Young family with children © Frank Leonhardt
The family is seen as the epitome of safety, security and cohesion. But today this way of life is diverse – and often threatened by various adversities. Sometimes the family is the scene of conflicts and crises.
Divorce and separation rates are dramatically high, and the number of patchwork families and single-parent families is also on the rise. Nevertheless, for the majority of people, the family is still the place where they hope to find happiness.
Even among the majority of adolescents and young adults, it is highly popular. A look at the Shell Youth Study of 2015 shows that around two-thirds of young people believe that you need a family to live a truly happy life. Expectations of the family are high: it is supposed to offer security, cohesion, love, harmony and happiness.
For 64 percent of young people, children are part of family happiness. They want to start a family themselves and value their family of origin for the support and emotional support it offers them. "When you’re really miserable, the family is there, no matter what came before," said one 18-year-old. The family is perceived by young people as a safe home port.
But not everyone actually finds the happiness they long for in the family. For many, the family as a bulwark against excessive demands, prere to perform, loneliness and isolation, as a place of community and security does not meet the high expectations. It is not the longed-for place of refuge where we can stick together and brave the rigors of the world with confidence. All too often, the dreamed-of sanctuary turns out to be a battlefield in reality: Many people experience their family as a scene of competition, conflicts and crises, and in the worst cases as a place of violence, abuse and mistreatment.
The risk of a daily routine
In less dramatic cases, the dream of family happiness fizzles out in a closeness that is perceived as unbearable. Or it bursts silently between the daily grind and grueling disputes about everyday matters. What if the longed-for children or grandchildren do not materialize?? When the growing children are problem children who do not fulfill the expectations placed in them? What if the son-in-law or daughter-in-law "just doesn’t fit into our family"? What if it turns out that the ideas that everyone has brought with them from their family of origin are too different for happiness to last??

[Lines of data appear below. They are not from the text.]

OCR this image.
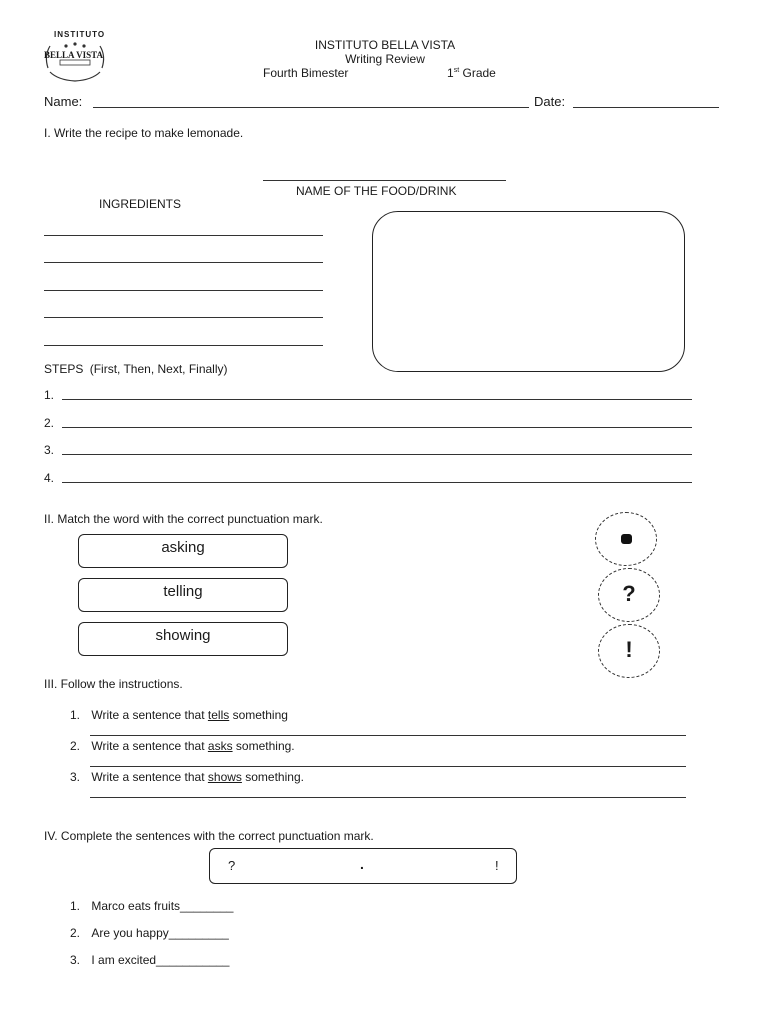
INSTITUTO
BELLA VISTA
INSTITUTO BELLA VISTA
Writing Review
Fourth Bimester	1st Grade
Name:	Date:
I. Write the recipe to make lemonade.
NAME OF THE FOOD/DRINK
INGREDIENTS
STEPS (First, Then, Next, Finally)
1.
2.
3.
4.
II. Match the word with the correct punctuation mark.
asking
telling
showing
?
!
III. Follow the instructions.
1. Write a sentence that tells something
2. Write a sentence that asks something.
3. Write a sentence that shows something.
IV. Complete the sentences with the correct punctuation mark.
?	.	!
1. Marco eats fruits________
2. Are you happy_________
3. I am excited___________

Unlike in times when the family and extended family were primarily a social and financial security system that women in particular could not live without, partners today no longer cling to a marriage and family that does not offer them the happiness they long for.
In the past decade alone, a good one million underage children were affected by the divorce of their parents and had to adapt to new constellations. Often the parent with whom the children live permanently binds himself again, half-siblings are born, or the step-parent in turn brings his own children. The manageable family system based on the pattern: father, mother, child becomes a complex tangle of relationships. Very often, family threads are cut altogether. Contact breaks off – the dream of family happiness is over.
Not everything was better in the past
But were people happier in their families in the past? On closer inspection, this view backwards proves to be a dead end.
Apart from a short period at the end of 19. The fictitious extended family simply lacked occupants because of high infant mortality and much lower life expectancy. The family was not the place to grow old safely. The members changed in rapid succession.
It was necessary to be flexible and adapt quickly and often to new roommates in the closest cohabitation. Having half or step siblings, stepmother or stepfather was the rule, not the exception. Death tore more families apart over almost a millennium and a half than all the divorces in the 20. Century. The willingness to compromise and enter into new relationships had to be much greater than it is today," says historian and sociologist Barbara Beuys.
Today, it is important to perceive the variety of new life forms that have formed as a result of divorce and remarriage or other living arrangements. It is clear that marriage and family, in the sense of married parents living together with children, are still the preferred life pattern of most people.